Un verre, puis deux, puis trois. le soir de préférence, mais pas que. À la maison, bien sûr. À l'abri des regards...ou presque.
Ninon, huit ans, s'aperçoit que sa maman a un problème. Son petit-frère Louis s'interroge lui aussi à de nombreuses reprises. Mais "il ne faut pas en parler. C'est un secret, OK?". Sauf que, tous les jours, la maladie de leur maman prend de la place dans leurs vies. Un poids que Ninon n'arrive plus à accepter et qui se transforme progressivement en angoisses, colères et honte.
L'autrice s'est inspirée de son vécu pour nous livrer, avec pudeur, cette histoire dans laquelle l'impuissance est le fil conducteur.
Ce qui sidère dans ce # roman graphique, c'est le manque de prise en compte de la parole des enfants. Quand Ninon essaie de prévenir un adulte, celui-ci ne la croit pas et pire...la culpabilise! Quand Ninon cherche à secouer sa maman, elle est seule, dans le huis-clos familial, à entrer en rébellion. Son père et son petit-frère, résignés, ont, eux, intégré la maladie.
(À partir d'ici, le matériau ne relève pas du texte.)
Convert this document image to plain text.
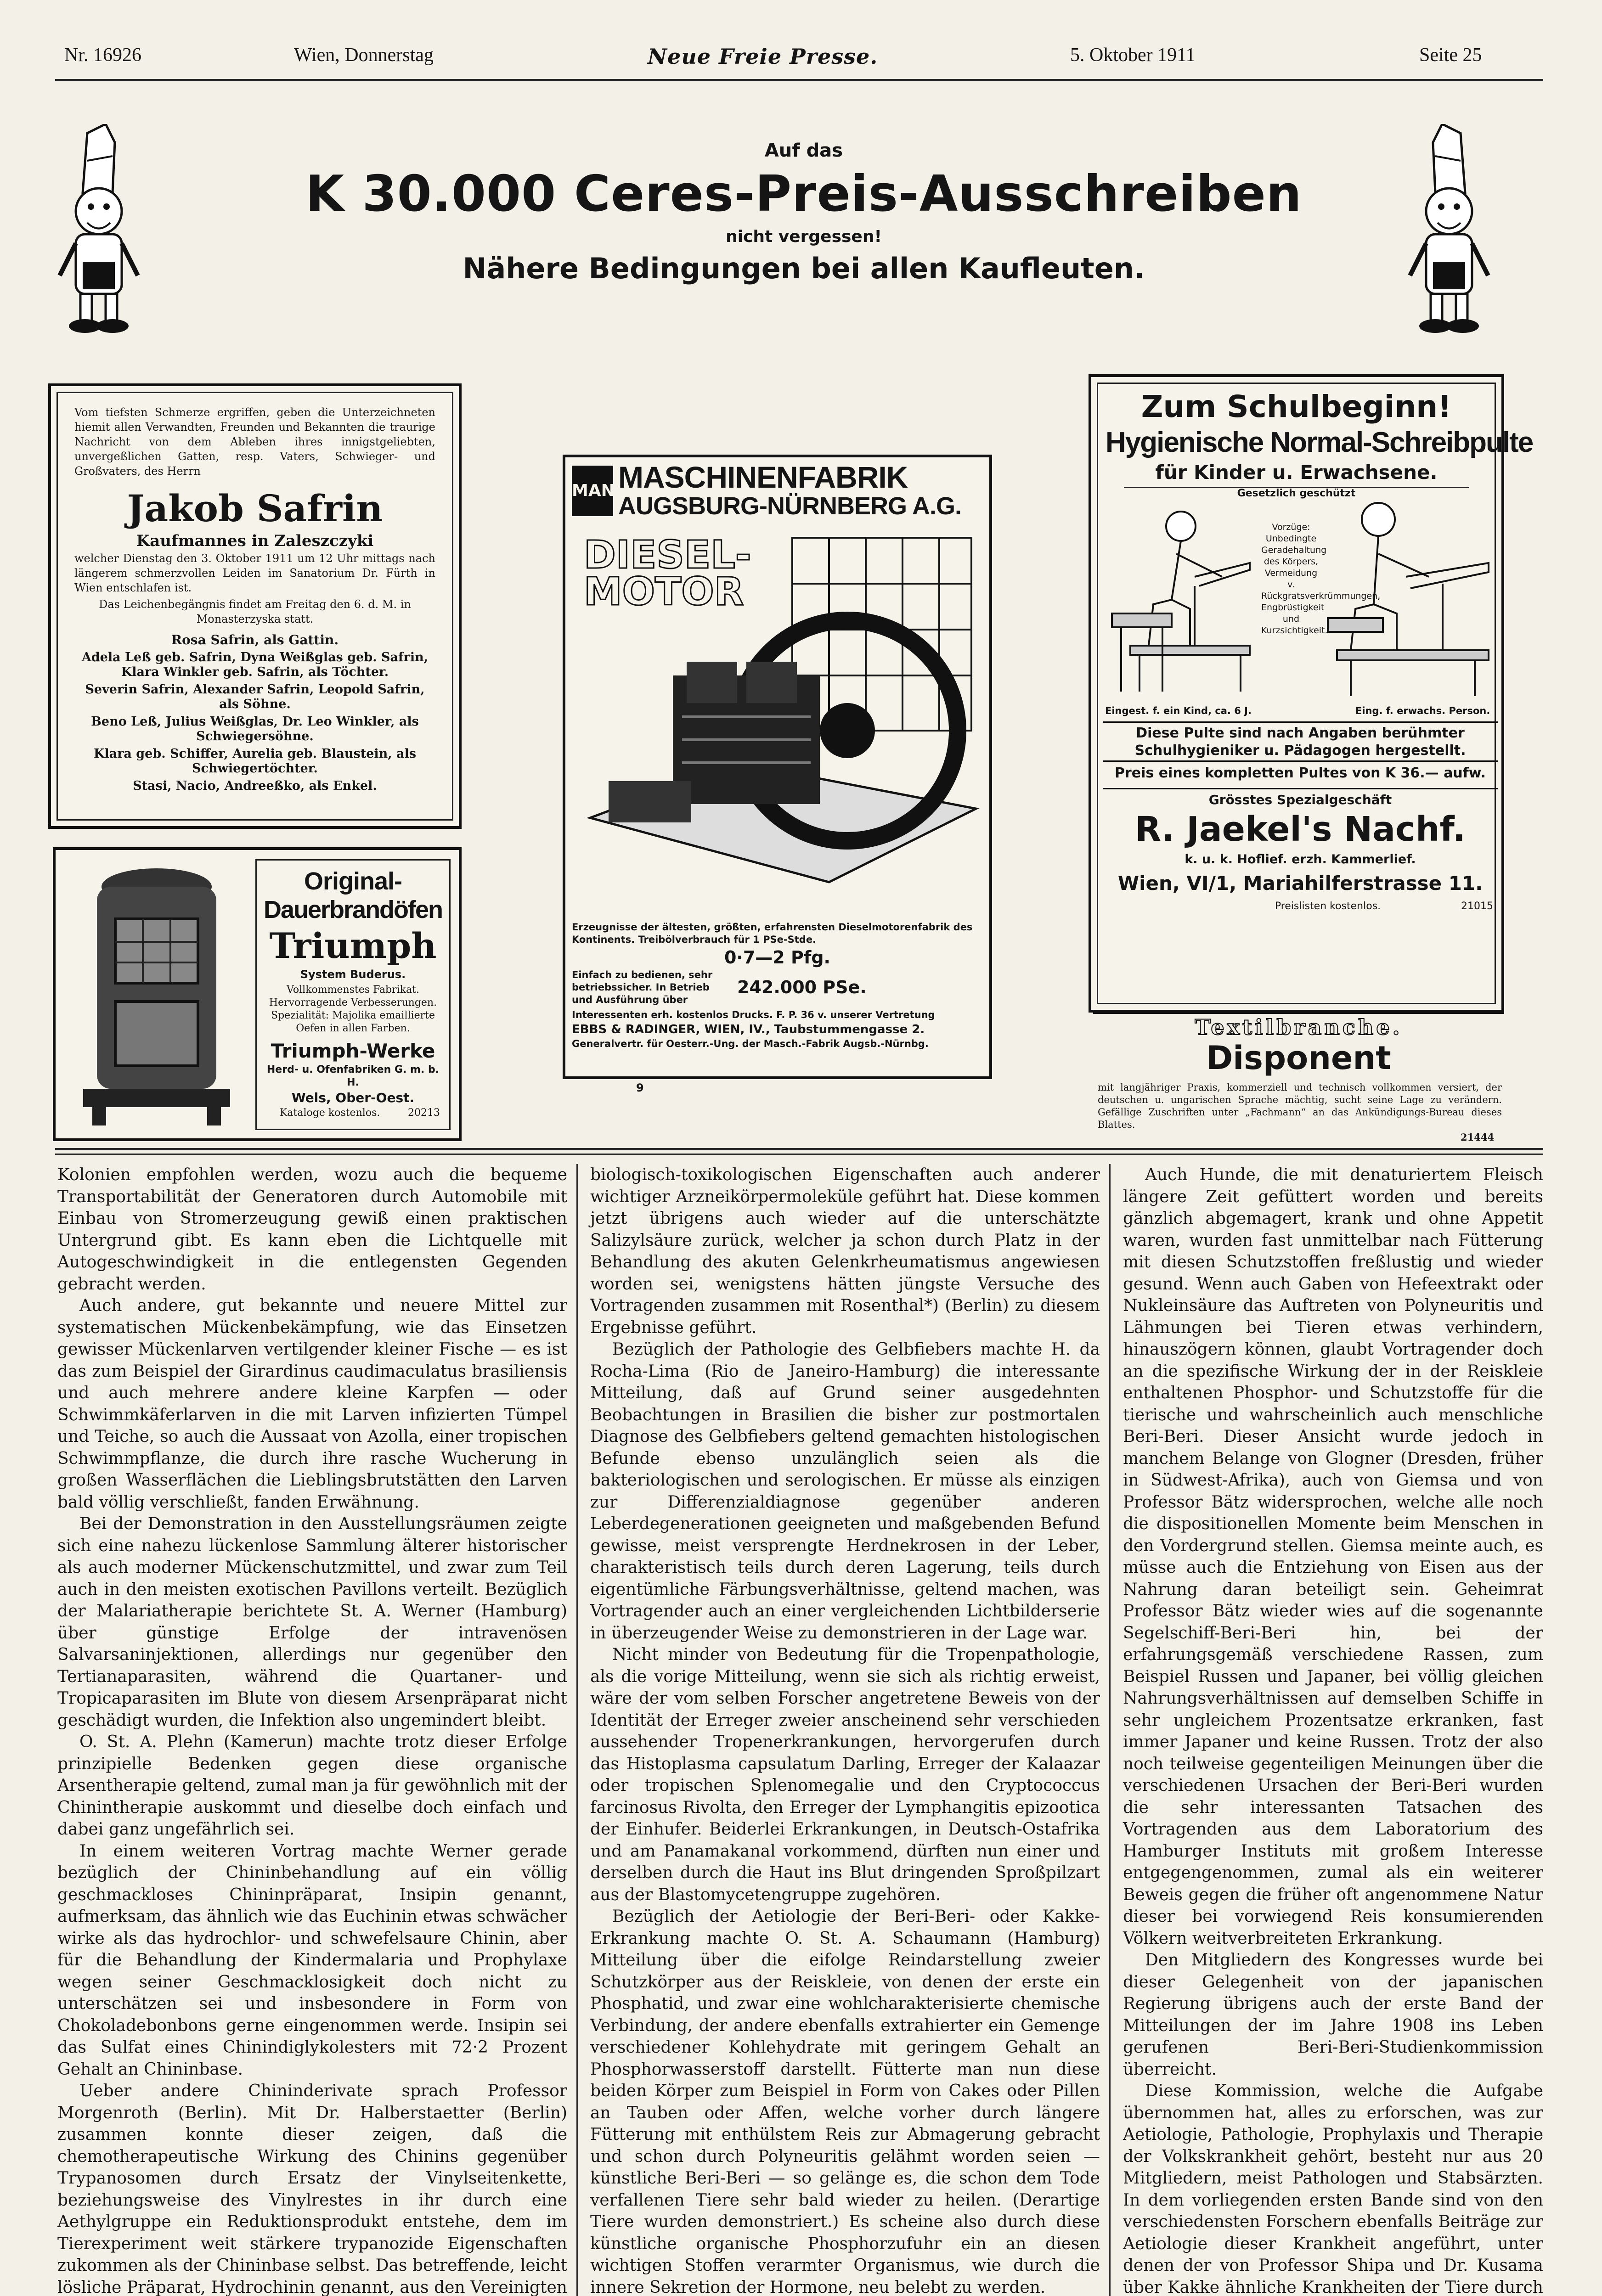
Nr. 16926	Wien, Donnerstag	Neue Freie Presse.	5. Oktober 1911	Seite 25
Auf das
K 30.000 Ceres-Preis-Ausschreiben
nicht vergessen!
Nähere Bedingungen bei allen Kaufleuten.
Vom tiefsten Schmerze ergriffen, geben die Unterzeichneten hiemit allen Verwandten, Freunden und Bekannten die traurige Nachricht von dem Ableben ihres innigstgeliebten, unvergeßlichen Gatten, resp. Vaters, Schwieger- und Großvaters, des Herrn
Jakob Safrin
Kaufmannes in Zaleszczyki
welcher Dienstag den 3. Oktober 1911 um 12 Uhr mittags nach längerem schmerzvollen Leiden im Sanatorium Dr. Fürth in Wien entschlafen ist.
Das Leichenbegängnis findet am Freitag den 6. d. M. in Monasterzyska statt.
Rosa Safrin, als Gattin.
Adela Leß geb. Safrin, Dyna Weißglas geb. Safrin, Klara Winkler geb. Safrin, als Töchter.
Severin Safrin, Alexander Safrin, Leopold Safrin, als Söhne.
Beno Leß, Julius Weißglas, Dr. Leo Winkler, als Schwiegersöhne.
Klara geb. Schiffer, Aurelia geb. Blaustein, als Schwiegertöchter.
Stasi, Nacio, Andreeßko, als Enkel.
Original-
Dauerbrandöfen
Triumph
System Buderus.
Vollkommenstes Fabrikat. Hervorragende Verbesserungen. Spezialität: Majolika emaillierte Oefen in allen Farben.
Triumph-Werke
Herd- u. Ofenfabriken G. m. b. H.
Wels, Ober-Oest.
Kataloge kostenlos.	20213
MAN MASCHINENFABRIK
AUGSBURG-NÜRNBERG A.G.
DIESEL-
MOTOR
Erzeugnisse der ältesten, größten, erfahrensten Dieselmotorenfabrik des Kontinents. Treibölverbrauch für 1 PSe-Stde.
0·7—2 Pfg.
Einfach zu bedienen, sehr betriebssicher. In Betrieb und Ausführung über242.000 PSe.
Interessenten erh. kostenlos Drucks. F. P. 36 v. unserer Vertretung
EBBS & RADINGER, WIEN, IV., Taubstummengasse 2.
Generalvertr. für Oesterr.-Ung. der Masch.-Fabrik Augsb.-Nürnbg.
9
Zum Schulbeginn!
Hygienische Normal-Schreibpulte
für Kinder u. Erwachsene.
Gesetzlich geschützt
Vorzüge: Unbedingte Geradehaltung des Körpers, Vermeidung v. Rückgratsverkrümmungen, Engbrüstigkeit und Kurzsichtigkeit.
Eingest. f. ein Kind, ca. 6 J.	Eing. f. erwachs. Person.
Diese Pulte sind nach Angaben berühmter Schulhygieniker u. Pädagogen hergestellt.
Preis eines kompletten Pultes von K 36.— aufw.
Grösstes Spezialgeschäft
R. Jaekel's Nachf.
k. u. k. Hoflief. erzh. Kammerlief.
Wien, VI/1, Mariahilferstrasse 11.
Preislisten kostenlos.	21015
Textilbranche.
Disponent
mit langjähriger Praxis, kommerziell und technisch vollkommen versiert, der deutschen u. ungarischen Sprache mächtig, sucht seine Lage zu verändern. Gefällige Zuschriften unter „Fachmann“ an das Ankündigungs-Bureau dieses Blattes.
21444

Kolonien empfohlen werden, wozu auch die bequeme Transportabilität der Generatoren durch Automobile mit Einbau von Stromerzeugung gewiß einen praktischen Untergrund gibt. Es kann eben die Lichtquelle mit Autogeschwindigkeit in die entlegensten Gegenden gebracht werden.

Auch andere, gut bekannte und neuere Mittel zur systematischen Mückenbekämpfung, wie das Einsetzen gewisser Mückenlarven vertilgender kleiner Fische — es ist das zum Beispiel der Girardinus caudimaculatus brasiliensis und auch mehrere andere kleine Karpfen — oder Schwimmkäferlarven in die mit Larven infizierten Tümpel und Teiche, so auch die Aussaat von Azolla, einer tropischen Schwimmpflanze, die durch ihre rasche Wucherung in großen Wasserflächen die Lieblingsbrutstätten den Larven bald völlig verschließt, fanden Erwähnung.

Bei der Demonstration in den Ausstellungsräumen zeigte sich eine nahezu lückenlose Sammlung älterer historischer als auch moderner Mückenschutzmittel, und zwar zum Teil auch in den meisten exotischen Pavillons verteilt. Bezüglich der Malariatherapie berichtete St. A. Werner (Hamburg) über günstige Erfolge der intravenösen Salvarsaninjektionen, allerdings nur gegenüber den Tertianaparasiten, während die Quartaner- und Tropicaparasiten im Blute von diesem Arsenpräparat nicht geschädigt wurden, die Infektion also ungemindert bleibt.

O. St. A. Plehn (Kamerun) machte trotz dieser Erfolge prinzipielle Bedenken gegen diese organische Arsentherapie geltend, zumal man ja für gewöhnlich mit der Chinintherapie auskommt und dieselbe doch einfach und dabei ganz ungefährlich sei.

In einem weiteren Vortrag machte Werner gerade bezüglich der Chininbehandlung auf ein völlig geschmackloses Chininpräparat, Insipin genannt, aufmerksam, das ähnlich wie das Euchinin etwas schwächer wirke als das hydrochlor- und schwefelsaure Chinin, aber für die Behandlung der Kindermalaria und Prophylaxe wegen seiner Geschmacklosigkeit doch nicht zu unterschätzen sei und insbesondere in Form von Chokoladebonbons gerne eingenommen werde. Insipin sei das Sulfat eines Chinindiglykolesters mit 72·2 Prozent Gehalt an Chininbase.

Ueber andere Chininderivate sprach Professor Morgenroth (Berlin). Mit Dr. Halberstaetter (Berlin) zusammen konnte dieser zeigen, daß die chemotherapeutische Wirkung des Chinins gegenüber Trypanosomen durch Ersatz der Vinylseitenkette, beziehungsweise des Vinylrestes in ihr durch eine Aethylgruppe ein Reduktionsprodukt entstehe, dem im Tierexperiment weit stärkere trypanozide Eigenschaften zukommen als der Chininbase selbst. Das betreffende, leicht lösliche Präparat, Hydrochinin genannt, aus den Vereinigten

biologisch-toxikologischen Eigenschaften auch anderer wichtiger Arzneikörpermoleküle geführt hat. Diese kommen jetzt übrigens auch wieder auf die unterschätzte Salizylsäure zurück, welcher ja schon durch Platz in der Behandlung des akuten Gelenkrheumatismus angewiesen worden sei, wenigstens hätten jüngste Versuche des Vortragenden zusammen mit Rosenthal*) (Berlin) zu diesem Ergebnisse geführt.

Bezüglich der Pathologie des Gelbfiebers machte H. da Rocha-Lima (Rio de Janeiro-Hamburg) die interessante Mitteilung, daß auf Grund seiner ausgedehnten Beobachtungen in Brasilien die bisher zur postmortalen Diagnose des Gelbfiebers geltend gemachten histologischen Befunde ebenso unzulänglich seien als die bakteriologischen und serologischen. Er müsse als einzigen zur Differenzialdiagnose gegenüber anderen Leberdegenerationen geeigneten und maßgebenden Befund gewisse, meist versprengte Herdnekrosen in der Leber, charakteristisch teils durch deren Lagerung, teils durch eigentümliche Färbungsverhältnisse, geltend machen, was Vortragender auch an einer vergleichenden Lichtbilderserie in überzeugender Weise zu demonstrieren in der Lage war.

Nicht minder von Bedeutung für die Tropenpathologie, als die vorige Mitteilung, wenn sie sich als richtig erweist, wäre der vom selben Forscher angetretene Beweis von der Identität der Erreger zweier anscheinend sehr verschieden aussehender Tropenerkrankungen, hervorgerufen durch das Histoplasma capsulatum Darling, Erreger der Kalaazar oder tropischen Splenomegalie und den Cryptococcus farcinosus Rivolta, den Erreger der Lymphangitis epizootica der Einhufer. Beiderlei Erkrankungen, in Deutsch-Ostafrika und am Panamakanal vorkommend, dürften nun einer und derselben durch die Haut ins Blut dringenden Sproßpilzart aus der Blastomycetengruppe zugehören.

Bezüglich der Aetiologie der Beri-Beri- oder Kakke-Erkrankung machte O. St. A. Schaumann (Hamburg) Mitteilung über die eifolge Reindarstellung zweier Schutzkörper aus der Reiskleie, von denen der erste ein Phosphatid, und zwar eine wohlcharakterisierte chemische Verbindung, der andere ebenfalls extrahierter ein Gemenge verschiedener Kohlehydrate mit geringem Gehalt an Phosphorwasserstoff darstellt. Fütterte man nun diese beiden Körper zum Beispiel in Form von Cakes oder Pillen an Tauben oder Affen, welche vorher durch längere Fütterung mit enthülstem Reis zur Abmagerung gebracht und schon durch Polyneuritis gelähmt worden seien — künstliche Beri-Beri — so gelänge es, die schon dem Tode verfallenen Tiere sehr bald wieder zu heilen. (Derartige Tiere wurden demonstriert.) Es scheine also durch diese künstliche organische Phosphorzufuhr ein an diesen wichtigen Stoffen verarmter Organismus, wie durch die innere Sekretion der Hormone, neu belebt zu werden.

Auch Hunde, die mit denaturiertem Fleisch längere Zeit gefüttert worden und bereits gänzlich abgemagert, krank und ohne Appetit waren, wurden fast unmittelbar nach Fütterung mit diesen Schutzstoffen freßlustig und wieder gesund. Wenn auch Gaben von Hefeextrakt oder Nukleinsäure das Auftreten von Polyneuritis und Lähmungen bei Tieren etwas verhindern, hinauszögern können, glaubt Vortragender doch an die spezifische Wirkung der in der Reiskleie enthaltenen Phosphor- und Schutzstoffe für die tierische und wahrscheinlich auch menschliche Beri-Beri. Dieser Ansicht wurde jedoch in manchem Belange von Glogner (Dresden, früher in Südwest-Afrika), auch von Giemsa und von Professor Bätz widersprochen, welche alle noch die dispositionellen Momente beim Menschen in den Vordergrund stellen. Giemsa meinte auch, es müsse auch die Entziehung von Eisen aus der Nahrung daran beteiligt sein. Geheimrat Professor Bätz wieder wies auf die sogenannte Segelschiff-Beri-Beri hin, bei der erfahrungsgemäß verschiedene Rassen, zum Beispiel Russen und Japaner, bei völlig gleichen Nahrungsverhältnissen auf demselben Schiffe in sehr ungleichem Prozentsatze erkranken, fast immer Japaner und keine Russen. Trotz der also noch teilweise gegenteiligen Meinungen über die verschiedenen Ursachen der Beri-Beri wurden die sehr interessanten Tatsachen des Vortragenden aus dem Laboratorium des Hamburger Instituts mit großem Interesse entgegengenommen, zumal als ein weiterer Beweis gegen die früher oft angenommene Natur dieser bei vorwiegend Reis konsumierenden Völkern weitverbreiteten Erkrankung.

Den Mitgliedern des Kongresses wurde bei dieser Gelegenheit von der japanischen Regierung übrigens auch der erste Band der Mitteilungen der im Jahre 1908 ins Leben gerufenen Beri-Beri-Studienkommission überreicht.

Diese Kommission, welche die Aufgabe übernommen hat, alles zu erforschen, was zur Aetiologie, Pathologie, Prophylaxis und Therapie der Volkskrankheit gehört, besteht nur aus 20 Mitgliedern, meist Pathologen und Stabsärzten. In dem vorliegenden ersten Bande sind von den verschiedensten Forschern ebenfalls Beiträge zur Aetiologie dieser Krankheit angeführt, unter denen der von Professor Shipa und Dr. Kusama über Kakke ähnliche Krankheiten der Tiere durch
L'autrice nous montre aussi à quel point les enfants sont de véritables éponges. Devant un petit-frère apeuré, Ninon devient la figure protectrice "si on reste ensemble, tout ira bien". Toutefois, la détresse l'envahit elle aussi : l'autrice l'exprime grâce à de saisissantes métaphores graphiques. La mère, bestiale sous l'emprise de l'alcool, devient ainsi rhinocéros. le père prend, lui, les traits d'un ours à un moment clef. Enfin, Ninon apparaît en souris/ratte en proie aux doutes puis à la rage.
Les enfants trinquent souligne la dualité des parents. Une mère dépressive, la seule du ménage à travailler, mais une mère dans le déni de sa maladie et d'une grande violence verbale. Un père, certes désemparé, mais laissant les choses empirer.
Et le dessin ? Un code couleur simple, en rose et bleu, qui illustre avec sincérité les maux de Ninon.
Car à huit ans, on ne trouve pas toujours les mots et certains souvenirs sont plus difficiles à effacer que d'autres.